A kaassoufflé (/nl/; lit. 'cheese soufflé') is a Dutch snack of melted cheese inside a thin dough-based wrap which has been breaded and then deep-fried. They are also popular in the Dutch-speaking part of Belgium.

== Overview ==
A kaassoufflé is thought to be influenced by Indonesian street food called gorengan (fritter). It is either bought ready-made frozen and deep-fried at home, or ordered at snackbars in the Netherlands, where it is one of the few vegetarian fast-food snacks available. At certain Dutch fastfood outlets, such as FEBO or Smullers, it is possible to purchase a kaassoufflé without having to order it at the counter; instead it can be had directly from an automatiek, a coin-operated vending machine. Kaassoufflé is also a popular snack to be served at a borrel, an informal Dutch gathering with drinks and snacks (the word "borrel" originally referred to a small glass in which distilled beverages, usually jenever, is served).
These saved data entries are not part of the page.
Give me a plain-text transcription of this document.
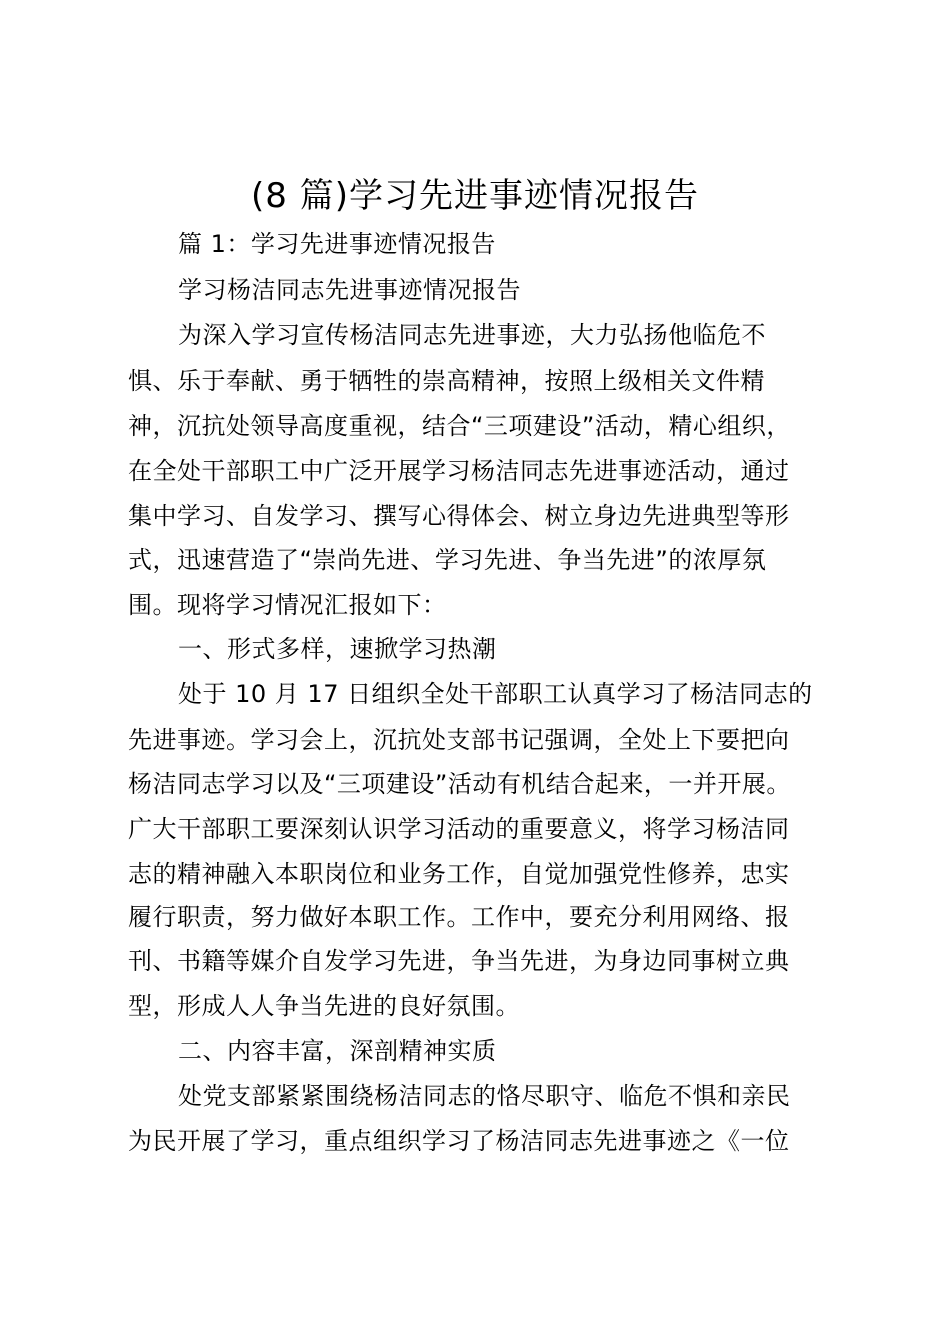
(8 篇)学习先进事迹情况报告
篇 1：学习先进事迹情况报告
学习杨洁同志先进事迹情况报告
为深入学习宣传杨洁同志先进事迹，大力弘扬他临危不
惧、乐于奉献、勇于牺牲的崇高精神，按照上级相关文件精
神，沉抗处领导高度重视，结合“三项建设”活动，精心组织，
在全处干部职工中广泛开展学习杨洁同志先进事迹活动，通过
集中学习、自发学习、撰写心得体会、树立身边先进典型等形
式，迅速营造了“崇尚先进、学习先进、争当先进”的浓厚氛
围。现将学习情况汇报如下：
一、形式多样，速掀学习热潮
处于 10 月 17 日组织全处干部职工认真学习了杨洁同志的
先进事迹。学习会上，沉抗处支部书记强调，全处上下要把向
杨洁同志学习以及“三项建设”活动有机结合起来，一并开展。
广大干部职工要深刻认识学习活动的重要意义，将学习杨洁同
志的精神融入本职岗位和业务工作，自觉加强党性修养，忠实
履行职责，努力做好本职工作。工作中，要充分利用网络、报
刊、书籍等媒介自发学习先进，争当先进，为身边同事树立典
型，形成人人争当先进的良好氛围。
二、内容丰富，深剖精神实质
处党支部紧紧围绕杨洁同志的恪尽职守、临危不惧和亲民
为民开展了学习，重点组织学习了杨洁同志先进事迹之《一位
Typically this snack comes in two different shapes: either as a large rectangle measuring approximately 10 cm by 5 cm (4" by 2"), or shaped like a half moon of about 10 cm (5") in length. Smaller versions, called mini-kaassoufflés, are usually sold for consumption at home, or at the aforementioned borrel where they are usually eaten as part of a bittergarnituur, a selection of snacks to go with drinks. Kaassoufflés are not limited to having only a Gouda-like cheese as a filling. Additional flavourings can be added to the cheese, such as ham and spinach, or it can also be made with different types of cheese. Another variety of kaassoufflé is the oven-baked type. This is simply done by wrapping a slice of cheese, with or without additional spices, inside puff pastry and then baking it in an oven.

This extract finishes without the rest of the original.